The Government knows what to do, but for some strange and inexplicable reason, refuses to tackle our most severe crisis. Our lack of skills, our handicap of not cultivating a fully literate population, and the absence of a national pool of human resource assets, leave us in a developmental quandary.

No wonder the Marriott Hotel owners resorted to foreign workers to construct the modern building.

Our efficiency, skills level and work ethics leave much to be desired. These come under the portfolio of the Minister of Education, especially with the lackadaisical leadership at the Ministry of Youth and Culture, which has devastated our national sport, cricket.

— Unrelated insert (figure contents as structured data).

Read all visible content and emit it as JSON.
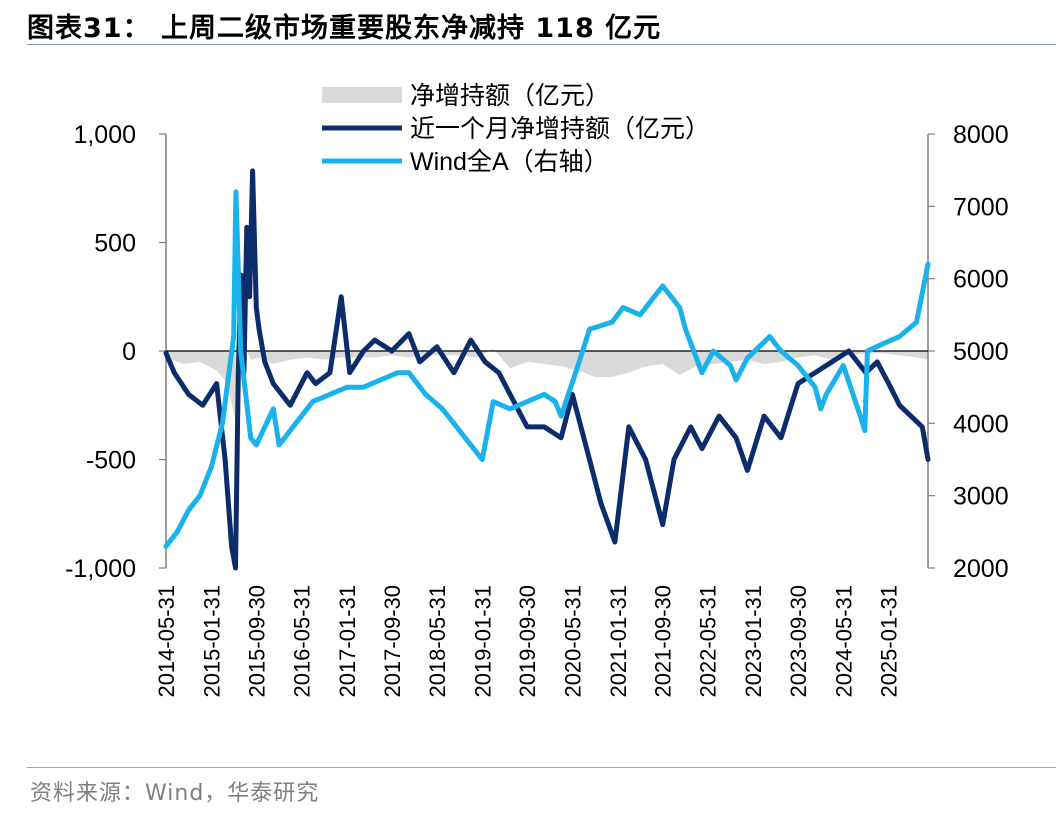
{
  "page": {
    "title": "图表31：  上周二级市场重要股东净减持 118 亿元",
    "source": "资料来源：Wind，华泰研究"
  },
  "chart_data": {
    "type": "line",
    "legend_position": "top-center",
    "grid": false,
    "colors": {
      "bar": "#d9d9d9",
      "monthly": "#0c2d6b",
      "winda": "#19b2ea",
      "axis": "#7f7f7f"
    },
    "y_left": {
      "range": [
        -1000,
        1000
      ],
      "ticks": [
        -1000,
        -500,
        0,
        500,
        1000
      ],
      "tick_labels": [
        "-1,000",
        "-500",
        "0",
        "500",
        "1,000"
      ]
    },
    "y_right": {
      "range": [
        2000,
        8000
      ],
      "ticks": [
        2000,
        3000,
        4000,
        5000,
        6000,
        7000,
        8000
      ],
      "tick_labels": [
        "2000",
        "3000",
        "4000",
        "5000",
        "6000",
        "7000",
        "8000"
      ]
    },
    "x_range": [
      "2014-05-31",
      "2025-08-31"
    ],
    "x_tick_labels": [
      "2014-05-31",
      "2015-01-31",
      "2015-09-30",
      "2016-05-31",
      "2017-01-31",
      "2017-09-30",
      "2018-05-31",
      "2019-01-31",
      "2019-09-30",
      "2020-05-31",
      "2021-01-31",
      "2021-09-30",
      "2022-05-31",
      "2023-01-31",
      "2023-09-30",
      "2024-05-31",
      "2025-01-31"
    ],
    "series": [
      {
        "name": "净增持额（亿元）",
        "type": "area",
        "axis": "left",
        "x": [
          "2014-05-31",
          "2014-08-31",
          "2014-11-30",
          "2015-02-28",
          "2015-04-30",
          "2015-06-15",
          "2015-07-15",
          "2015-08-31",
          "2015-10-31",
          "2015-12-31",
          "2016-03-31",
          "2016-06-30",
          "2016-09-30",
          "2016-12-31",
          "2017-03-31",
          "2017-06-30",
          "2017-09-30",
          "2017-12-31",
          "2018-03-31",
          "2018-06-30",
          "2018-09-30",
          "2018-12-31",
          "2019-03-31",
          "2019-06-30",
          "2019-09-30",
          "2019-12-31",
          "2020-03-31",
          "2020-06-30",
          "2020-09-30",
          "2020-12-31",
          "2021-03-31",
          "2021-06-30",
          "2021-09-30",
          "2021-12-31",
          "2022-03-31",
          "2022-06-30",
          "2022-09-30",
          "2022-12-31",
          "2023-03-31",
          "2023-06-30",
          "2023-09-30",
          "2023-12-31",
          "2024-03-31",
          "2024-06-30",
          "2024-09-30",
          "2024-12-31",
          "2025-03-31",
          "2025-06-30",
          "2025-08-31"
        ],
        "values": [
          -30,
          -60,
          -50,
          -90,
          -150,
          -350,
          60,
          -40,
          -30,
          -60,
          -40,
          -30,
          -40,
          -30,
          -30,
          -30,
          -20,
          -30,
          -20,
          -20,
          -20,
          -30,
          10,
          -80,
          -50,
          -60,
          -70,
          -90,
          -120,
          -120,
          -100,
          -70,
          -60,
          -110,
          -70,
          -60,
          -50,
          -40,
          -60,
          -50,
          -30,
          -20,
          -40,
          -20,
          -10,
          -10,
          -20,
          -30,
          -40
        ]
      },
      {
        "name": "近一个月净增持额（亿元）",
        "type": "line",
        "axis": "left",
        "x": [
          "2014-05-31",
          "2014-07-15",
          "2014-09-30",
          "2014-12-15",
          "2015-02-28",
          "2015-04-15",
          "2015-05-20",
          "2015-06-10",
          "2015-06-25",
          "2015-07-10",
          "2015-07-25",
          "2015-08-10",
          "2015-08-25",
          "2015-09-10",
          "2015-09-30",
          "2015-10-15",
          "2015-11-15",
          "2015-12-31",
          "2016-03-31",
          "2016-06-30",
          "2016-08-15",
          "2016-10-31",
          "2016-12-31",
          "2017-02-15",
          "2017-04-30",
          "2017-06-30",
          "2017-09-30",
          "2017-12-31",
          "2018-02-28",
          "2018-05-31",
          "2018-08-31",
          "2018-11-30",
          "2019-02-15",
          "2019-04-30",
          "2019-06-30",
          "2019-09-30",
          "2019-12-31",
          "2020-03-31",
          "2020-05-31",
          "2020-08-31",
          "2020-10-31",
          "2021-01-15",
          "2021-03-31",
          "2021-06-30",
          "2021-09-30",
          "2021-11-30",
          "2022-02-28",
          "2022-04-30",
          "2022-07-31",
          "2022-10-31",
          "2022-12-31",
          "2023-03-31",
          "2023-06-30",
          "2023-09-30",
          "2023-12-31",
          "2024-03-31",
          "2024-06-30",
          "2024-09-30",
          "2024-11-30",
          "2025-01-31",
          "2025-03-31",
          "2025-05-31",
          "2025-07-31",
          "2025-08-31"
        ],
        "values": [
          -10,
          -100,
          -200,
          -250,
          -150,
          -500,
          -900,
          -1000,
          -100,
          350,
          -100,
          570,
          250,
          830,
          200,
          100,
          -50,
          -150,
          -250,
          -100,
          -150,
          -100,
          250,
          -100,
          0,
          50,
          0,
          80,
          -50,
          20,
          -100,
          50,
          -50,
          -100,
          -200,
          -350,
          -350,
          -400,
          -200,
          -500,
          -700,
          -880,
          -350,
          -500,
          -800,
          -500,
          -350,
          -450,
          -300,
          -400,
          -550,
          -300,
          -400,
          -150,
          -100,
          -50,
          0,
          -100,
          -50,
          -150,
          -250,
          -300,
          -350,
          -500
        ]
      },
      {
        "name": "Wind全A（右轴）",
        "type": "line",
        "axis": "right",
        "x": [
          "2014-05-31",
          "2014-07-31",
          "2014-09-30",
          "2014-11-30",
          "2015-01-31",
          "2015-03-31",
          "2015-05-31",
          "2015-06-12",
          "2015-07-08",
          "2015-08-31",
          "2015-09-30",
          "2015-12-31",
          "2016-01-31",
          "2016-04-30",
          "2016-07-31",
          "2016-10-31",
          "2017-01-31",
          "2017-04-30",
          "2017-07-31",
          "2017-10-31",
          "2017-12-31",
          "2018-03-31",
          "2018-06-30",
          "2018-09-30",
          "2018-12-31",
          "2019-01-31",
          "2019-03-31",
          "2019-06-30",
          "2019-09-30",
          "2019-12-31",
          "2020-02-28",
          "2020-03-31",
          "2020-06-30",
          "2020-08-31",
          "2020-12-31",
          "2021-02-28",
          "2021-05-31",
          "2021-09-30",
          "2021-12-31",
          "2022-01-31",
          "2022-04-30",
          "2022-06-30",
          "2022-09-30",
          "2022-10-31",
          "2022-12-31",
          "2023-04-30",
          "2023-06-30",
          "2023-09-30",
          "2023-12-31",
          "2024-01-31",
          "2024-02-29",
          "2024-05-31",
          "2024-08-31",
          "2024-09-24",
          "2024-10-08",
          "2024-12-31",
          "2025-03-31",
          "2025-06-30",
          "2025-08-31"
        ],
        "values": [
          2300,
          2500,
          2800,
          3000,
          3400,
          4000,
          5200,
          7200,
          5000,
          3800,
          3700,
          4200,
          3700,
          4000,
          4300,
          4400,
          4500,
          4500,
          4600,
          4700,
          4700,
          4400,
          4200,
          3900,
          3600,
          3500,
          4300,
          4200,
          4300,
          4400,
          4300,
          4100,
          4800,
          5300,
          5400,
          5600,
          5500,
          5900,
          5600,
          5300,
          4700,
          5000,
          4800,
          4600,
          4900,
          5200,
          5000,
          4800,
          4500,
          4200,
          4400,
          4800,
          4100,
          3900,
          5000,
          5100,
          5200,
          5400,
          6200
        ]
      }
    ]
  }
}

Since we cannot only point out problems, however, but must also offer solutions, we want to look around for how we could solve the crisis despite Government’s crass lack of action.

The University of Guyana is our beacon of light. But, again, we cannot look to the leadership of the institution, or the Student Association, both of which show signs of incompetence. We instead look to the students to organize small groups of caring Guyanese, who could adopt villages and communities and streets, and engage residents in literacy programmes.

Out of the University, we could develop a scenario where the other technical and vocational schools could see their students reach out in community outreach programmes, maybe as practicum or volunteer community service that gets credited to academic performance.

So many institutions in this country fail where the sad state of our literacy is concerned: the Private Sector Commission, playing politics for its own profit; the Guyana Manufacturing and Services Association; trade unions; churches; NGO’s; women’s groups; political parties; the Government; Parliament. No one seems to care about this crisis. Despite knowing the sad state of our national skills pool, no one cares.

We should constitute an emergency Parliamentary committee looking into the state of our national skills pool. Instead, no one cares. No one does anything. No one takes into consideration the child, the young people, falling into the illiteracy quicksand, tumbling through the widening cracks of our social fabric.

Unemployment and under-employment across this land is critical in many outlying communities.

We started out the journey of building this nation with such zeal and success. In the University of Guyana, which Dr Cheddi Jagan launched in the 1960’s, in the free universal education system of Forbes Burnham, in our Medical School and Nursing College and network of technical and vocational training institutions, we built the best groundwork we could have hoped for.

Yet, in the last two decades, we saw the collapse of our once-lofty stance as a highly literate society.

This alone should cause this Government to hang its head in utter shame.

Yet, we could halt the rot now, through the University of Guyana, Dr Jagan’s brainchild.

In a crisis we look around for available tools that we could employ to make the difference, to plug the breach.

The tool to solve our literacy crisis comes in the form of the students of our national University.

Caring UG students, reaching into the inner recesses of our most disadvantaged social quagmires, our rotting communities, and extending the University’s being into the soul of the nation, would perform an incredibly humane act of compassion and kindness, in working to solve our literacy crisis.